Inhabitat Covers Brooklyn's Uhru and Ecosystems Brand
by Brooklyn Modern | May 7th, 2009
Trey Farmer of Inhabitat reviews Ecosystems:
EcoSystems, will be unveiling its new line at next week’s BKLYN Designs showcase, but for you lucky readers we have an early offering: their new ‘snug-it!’ collection of affordable eco furniture, named after the brand’s innovative hardware connectors. One of our favorite pieces from the snug-it! collection is this desk, made from bamboo and FSC Appleply, both with natural oil finish.

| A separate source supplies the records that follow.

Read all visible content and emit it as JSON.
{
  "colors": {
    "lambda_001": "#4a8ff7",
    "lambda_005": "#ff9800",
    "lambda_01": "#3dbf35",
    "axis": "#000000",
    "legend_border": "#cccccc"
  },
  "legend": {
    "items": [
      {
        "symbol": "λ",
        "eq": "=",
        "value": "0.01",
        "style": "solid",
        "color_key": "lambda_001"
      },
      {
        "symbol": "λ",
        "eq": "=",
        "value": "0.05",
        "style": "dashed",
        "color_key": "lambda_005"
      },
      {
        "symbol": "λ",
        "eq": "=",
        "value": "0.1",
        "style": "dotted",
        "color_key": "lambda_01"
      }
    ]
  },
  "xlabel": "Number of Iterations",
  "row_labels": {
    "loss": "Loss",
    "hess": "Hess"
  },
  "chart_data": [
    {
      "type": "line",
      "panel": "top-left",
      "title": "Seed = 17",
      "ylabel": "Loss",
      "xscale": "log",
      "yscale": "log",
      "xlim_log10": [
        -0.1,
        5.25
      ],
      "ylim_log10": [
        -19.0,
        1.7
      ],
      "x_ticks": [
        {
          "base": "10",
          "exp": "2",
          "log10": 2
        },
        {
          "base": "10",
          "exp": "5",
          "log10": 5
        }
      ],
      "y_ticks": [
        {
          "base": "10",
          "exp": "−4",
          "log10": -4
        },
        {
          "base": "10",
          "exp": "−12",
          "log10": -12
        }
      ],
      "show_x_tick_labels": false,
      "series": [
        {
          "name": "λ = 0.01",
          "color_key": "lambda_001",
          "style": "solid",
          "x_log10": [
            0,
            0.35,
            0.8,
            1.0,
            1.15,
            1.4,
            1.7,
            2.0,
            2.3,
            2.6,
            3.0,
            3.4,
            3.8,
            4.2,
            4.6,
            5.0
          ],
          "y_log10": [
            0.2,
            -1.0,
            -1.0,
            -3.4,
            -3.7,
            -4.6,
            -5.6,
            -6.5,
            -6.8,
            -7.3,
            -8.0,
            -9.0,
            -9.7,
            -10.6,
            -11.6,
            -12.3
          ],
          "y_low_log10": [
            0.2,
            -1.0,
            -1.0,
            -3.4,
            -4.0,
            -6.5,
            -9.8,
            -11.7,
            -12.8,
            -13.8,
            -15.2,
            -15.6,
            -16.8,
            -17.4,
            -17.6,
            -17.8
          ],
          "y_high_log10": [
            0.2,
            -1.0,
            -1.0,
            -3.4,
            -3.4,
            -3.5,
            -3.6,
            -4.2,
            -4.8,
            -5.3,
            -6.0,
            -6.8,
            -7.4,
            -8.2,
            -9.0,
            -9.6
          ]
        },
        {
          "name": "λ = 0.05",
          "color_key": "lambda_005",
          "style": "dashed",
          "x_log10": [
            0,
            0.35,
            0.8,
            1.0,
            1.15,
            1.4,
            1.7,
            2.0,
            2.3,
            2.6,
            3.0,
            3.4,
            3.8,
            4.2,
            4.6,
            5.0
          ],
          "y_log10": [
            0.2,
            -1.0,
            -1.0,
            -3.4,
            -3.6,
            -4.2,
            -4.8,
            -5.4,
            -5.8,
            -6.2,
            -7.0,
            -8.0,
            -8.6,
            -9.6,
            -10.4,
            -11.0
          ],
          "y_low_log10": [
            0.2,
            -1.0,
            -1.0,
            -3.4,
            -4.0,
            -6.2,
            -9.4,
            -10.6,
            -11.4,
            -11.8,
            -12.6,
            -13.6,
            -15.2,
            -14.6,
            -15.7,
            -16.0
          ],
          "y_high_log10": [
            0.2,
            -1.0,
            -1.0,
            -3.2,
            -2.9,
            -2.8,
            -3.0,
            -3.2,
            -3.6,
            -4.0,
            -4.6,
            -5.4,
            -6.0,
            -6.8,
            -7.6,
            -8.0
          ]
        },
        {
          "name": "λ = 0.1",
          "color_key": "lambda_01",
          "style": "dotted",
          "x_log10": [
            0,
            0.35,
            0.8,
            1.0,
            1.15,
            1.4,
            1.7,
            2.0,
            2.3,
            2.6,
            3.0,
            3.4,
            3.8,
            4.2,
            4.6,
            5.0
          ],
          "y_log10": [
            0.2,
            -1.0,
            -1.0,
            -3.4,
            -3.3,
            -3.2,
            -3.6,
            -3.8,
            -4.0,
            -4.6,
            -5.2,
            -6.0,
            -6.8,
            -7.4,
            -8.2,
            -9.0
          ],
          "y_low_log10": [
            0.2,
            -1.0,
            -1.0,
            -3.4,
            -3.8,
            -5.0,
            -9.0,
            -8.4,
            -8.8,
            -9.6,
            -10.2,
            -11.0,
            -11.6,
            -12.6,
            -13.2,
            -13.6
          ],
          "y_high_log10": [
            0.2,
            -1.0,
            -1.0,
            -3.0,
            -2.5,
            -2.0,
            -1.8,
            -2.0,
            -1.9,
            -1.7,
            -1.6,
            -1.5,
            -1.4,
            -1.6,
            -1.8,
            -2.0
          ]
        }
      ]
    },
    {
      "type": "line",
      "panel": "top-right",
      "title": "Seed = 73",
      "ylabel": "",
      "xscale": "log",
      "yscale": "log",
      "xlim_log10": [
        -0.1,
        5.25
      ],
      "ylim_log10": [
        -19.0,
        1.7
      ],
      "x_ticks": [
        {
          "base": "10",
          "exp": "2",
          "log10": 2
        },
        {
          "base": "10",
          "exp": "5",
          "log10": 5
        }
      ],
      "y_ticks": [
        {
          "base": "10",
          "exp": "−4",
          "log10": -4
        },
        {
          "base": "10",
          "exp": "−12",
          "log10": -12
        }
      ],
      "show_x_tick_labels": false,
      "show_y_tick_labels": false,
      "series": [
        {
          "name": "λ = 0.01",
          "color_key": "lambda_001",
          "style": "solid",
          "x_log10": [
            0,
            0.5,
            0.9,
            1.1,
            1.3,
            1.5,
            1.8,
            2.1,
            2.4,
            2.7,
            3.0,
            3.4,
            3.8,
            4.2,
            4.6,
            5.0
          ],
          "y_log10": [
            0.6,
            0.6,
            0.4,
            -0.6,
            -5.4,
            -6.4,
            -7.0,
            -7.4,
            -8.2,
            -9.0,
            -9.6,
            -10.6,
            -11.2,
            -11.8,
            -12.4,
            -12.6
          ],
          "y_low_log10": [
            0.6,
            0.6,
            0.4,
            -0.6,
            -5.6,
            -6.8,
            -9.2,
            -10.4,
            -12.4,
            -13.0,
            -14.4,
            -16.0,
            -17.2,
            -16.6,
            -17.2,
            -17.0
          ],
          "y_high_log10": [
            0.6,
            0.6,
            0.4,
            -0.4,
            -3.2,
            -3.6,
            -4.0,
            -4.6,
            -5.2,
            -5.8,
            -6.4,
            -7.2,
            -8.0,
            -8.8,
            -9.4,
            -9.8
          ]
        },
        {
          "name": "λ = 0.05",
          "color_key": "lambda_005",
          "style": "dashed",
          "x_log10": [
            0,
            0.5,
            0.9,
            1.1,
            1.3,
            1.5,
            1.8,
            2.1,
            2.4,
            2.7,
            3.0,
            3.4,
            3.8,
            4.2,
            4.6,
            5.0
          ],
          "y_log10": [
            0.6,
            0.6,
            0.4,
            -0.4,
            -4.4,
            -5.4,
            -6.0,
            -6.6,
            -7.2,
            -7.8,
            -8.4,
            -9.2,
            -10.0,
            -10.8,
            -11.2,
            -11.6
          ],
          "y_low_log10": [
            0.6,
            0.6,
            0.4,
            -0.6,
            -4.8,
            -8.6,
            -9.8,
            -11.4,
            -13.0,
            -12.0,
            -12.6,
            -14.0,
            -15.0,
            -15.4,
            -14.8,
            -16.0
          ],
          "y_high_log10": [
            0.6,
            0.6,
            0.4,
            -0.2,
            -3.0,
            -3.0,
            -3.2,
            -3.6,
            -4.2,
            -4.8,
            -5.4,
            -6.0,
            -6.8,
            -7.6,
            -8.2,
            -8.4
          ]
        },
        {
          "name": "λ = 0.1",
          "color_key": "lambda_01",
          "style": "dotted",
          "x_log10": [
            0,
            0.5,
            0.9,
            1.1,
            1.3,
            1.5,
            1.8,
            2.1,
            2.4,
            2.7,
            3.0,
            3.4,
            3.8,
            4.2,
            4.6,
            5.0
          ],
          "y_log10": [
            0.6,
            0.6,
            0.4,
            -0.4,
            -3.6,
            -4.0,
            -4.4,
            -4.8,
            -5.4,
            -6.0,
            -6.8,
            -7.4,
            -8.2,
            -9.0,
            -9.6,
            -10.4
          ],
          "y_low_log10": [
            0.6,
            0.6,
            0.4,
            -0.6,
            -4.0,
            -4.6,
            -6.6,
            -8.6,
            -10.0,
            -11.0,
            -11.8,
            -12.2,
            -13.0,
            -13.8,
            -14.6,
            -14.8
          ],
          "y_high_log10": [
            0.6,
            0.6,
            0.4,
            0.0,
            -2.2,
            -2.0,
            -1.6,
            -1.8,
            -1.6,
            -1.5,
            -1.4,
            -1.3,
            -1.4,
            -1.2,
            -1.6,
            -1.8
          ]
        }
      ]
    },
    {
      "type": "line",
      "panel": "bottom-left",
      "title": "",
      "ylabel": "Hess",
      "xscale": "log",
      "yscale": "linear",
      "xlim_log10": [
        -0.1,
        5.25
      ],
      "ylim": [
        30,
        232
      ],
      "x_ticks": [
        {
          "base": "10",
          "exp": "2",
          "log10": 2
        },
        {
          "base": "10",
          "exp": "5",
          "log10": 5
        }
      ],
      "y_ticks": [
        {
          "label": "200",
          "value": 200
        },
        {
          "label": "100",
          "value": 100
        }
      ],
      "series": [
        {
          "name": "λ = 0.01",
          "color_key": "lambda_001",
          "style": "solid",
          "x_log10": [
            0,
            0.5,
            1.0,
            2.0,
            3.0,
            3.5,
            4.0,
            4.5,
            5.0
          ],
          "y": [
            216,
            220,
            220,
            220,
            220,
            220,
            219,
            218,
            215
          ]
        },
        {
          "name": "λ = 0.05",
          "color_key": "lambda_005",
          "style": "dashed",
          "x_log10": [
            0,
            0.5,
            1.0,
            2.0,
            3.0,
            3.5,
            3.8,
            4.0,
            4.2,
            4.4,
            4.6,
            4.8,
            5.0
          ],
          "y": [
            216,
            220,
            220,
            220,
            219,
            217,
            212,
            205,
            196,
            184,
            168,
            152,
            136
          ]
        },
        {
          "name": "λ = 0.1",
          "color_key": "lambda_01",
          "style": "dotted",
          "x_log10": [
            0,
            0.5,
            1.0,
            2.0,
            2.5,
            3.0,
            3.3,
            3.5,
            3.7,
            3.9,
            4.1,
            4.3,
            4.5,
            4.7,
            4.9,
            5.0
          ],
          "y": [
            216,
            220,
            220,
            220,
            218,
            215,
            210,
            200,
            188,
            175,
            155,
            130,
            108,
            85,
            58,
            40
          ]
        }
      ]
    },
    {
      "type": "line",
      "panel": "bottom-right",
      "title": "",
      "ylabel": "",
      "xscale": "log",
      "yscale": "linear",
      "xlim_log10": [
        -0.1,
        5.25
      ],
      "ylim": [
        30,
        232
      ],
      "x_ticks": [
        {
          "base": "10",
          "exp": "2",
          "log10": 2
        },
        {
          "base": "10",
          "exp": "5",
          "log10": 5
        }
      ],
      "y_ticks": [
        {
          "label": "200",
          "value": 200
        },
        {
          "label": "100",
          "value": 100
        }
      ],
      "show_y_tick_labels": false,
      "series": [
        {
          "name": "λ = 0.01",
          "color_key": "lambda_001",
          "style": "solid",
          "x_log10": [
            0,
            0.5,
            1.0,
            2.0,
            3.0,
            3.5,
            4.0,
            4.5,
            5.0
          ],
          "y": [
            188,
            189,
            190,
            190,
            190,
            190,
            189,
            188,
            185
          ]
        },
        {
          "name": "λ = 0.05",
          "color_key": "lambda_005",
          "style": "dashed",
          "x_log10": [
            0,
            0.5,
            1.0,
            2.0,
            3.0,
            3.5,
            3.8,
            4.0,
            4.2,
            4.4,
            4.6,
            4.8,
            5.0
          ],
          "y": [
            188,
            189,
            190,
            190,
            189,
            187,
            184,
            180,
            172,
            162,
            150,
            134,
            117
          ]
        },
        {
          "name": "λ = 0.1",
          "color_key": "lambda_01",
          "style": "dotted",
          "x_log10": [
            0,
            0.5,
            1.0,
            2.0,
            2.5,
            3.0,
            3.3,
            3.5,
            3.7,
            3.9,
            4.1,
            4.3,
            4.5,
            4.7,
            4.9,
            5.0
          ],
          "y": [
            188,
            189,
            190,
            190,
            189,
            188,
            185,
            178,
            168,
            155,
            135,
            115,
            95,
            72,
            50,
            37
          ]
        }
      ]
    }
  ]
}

EcoSystems wanted to create a hassle-free, tool-free, ready-made furniture experience that also ships flat, so they came up with the snug-it connector system. The elegantly simple joinery will work with any ¾” material, and the connectors are also available separately for DIY furniture.
Jessica Mischner of Inhabitat covers Uhru:

Lots of up-and-coming and established designers will present new collections at BKLYN Designs this weekend, and we don’t want to miss a single, solitary piece of work—which is why we love getting an advanced look at what’s to come! Bill Higendorf, co-founder of Brooklyn–based furniture company Uhuru Design, sent us a sneak peak of the three new locally and sustainably produced designs he and partner Jason Horvath are debuting at BKLYN Designs this week. While they’re every bit as functional as Uhuru’s previous products, the limited edition Stitched Table, Standard Chair and Metal Stoolen have a little added oomph that sets them apart.

Built around a flitch-cut slab of responsibly harvested claro walnut, the Stitched Table is nearly split in two by a naturally occurring fissure. The wood comes from trees that are at the end of their lifespan, or that have been felled by storms or culled because of disease. The four seafoam stitches are cut from sheets of material made from shredded and pressure-molded flakes of recycled detergent bottles. The rolled steel base, which contains between 30 and 100 percent post-consumer recycled content, is finished with a VOC-free polyester powder coating.
Uhuru’s second new offering, the Standard Chair is a composition of expanded aluminum, reclaimed chair backs and steel plate. The hand-carved chair backs are new and unfinished, recovered from a local manufacturing company that recently went out of business. Uhuru’s designers happened upon the chairs at Build it Green, a non-profit architectural salvage warehouse in Astoria, Queens. In addition to the ornate Louis XVI backs, each chair features a seat and front legs crafted from plate steel that was plasma-cut and bent at a local Brooklyn shop. (The back two legs are part of the original frame.) In lieu of overstuffed upholstery (likely the original manufacturer’s plan), each oval chair back contains a web of aluminum mesh. The result is a funky-yet-elegant mix of antique and contemporary designs.

In the tradition of Uhuru’s signature Stoolen, which is made from locally collected scrap wood, the new, updated version was born from scrap material in Uhuru’s metal shop. The designers were improvising in the shop one day and discovered they could arrange the too-short lengths of steel leftover from the company’s furniture production into haphazard, dynamic groupings to create a functional object.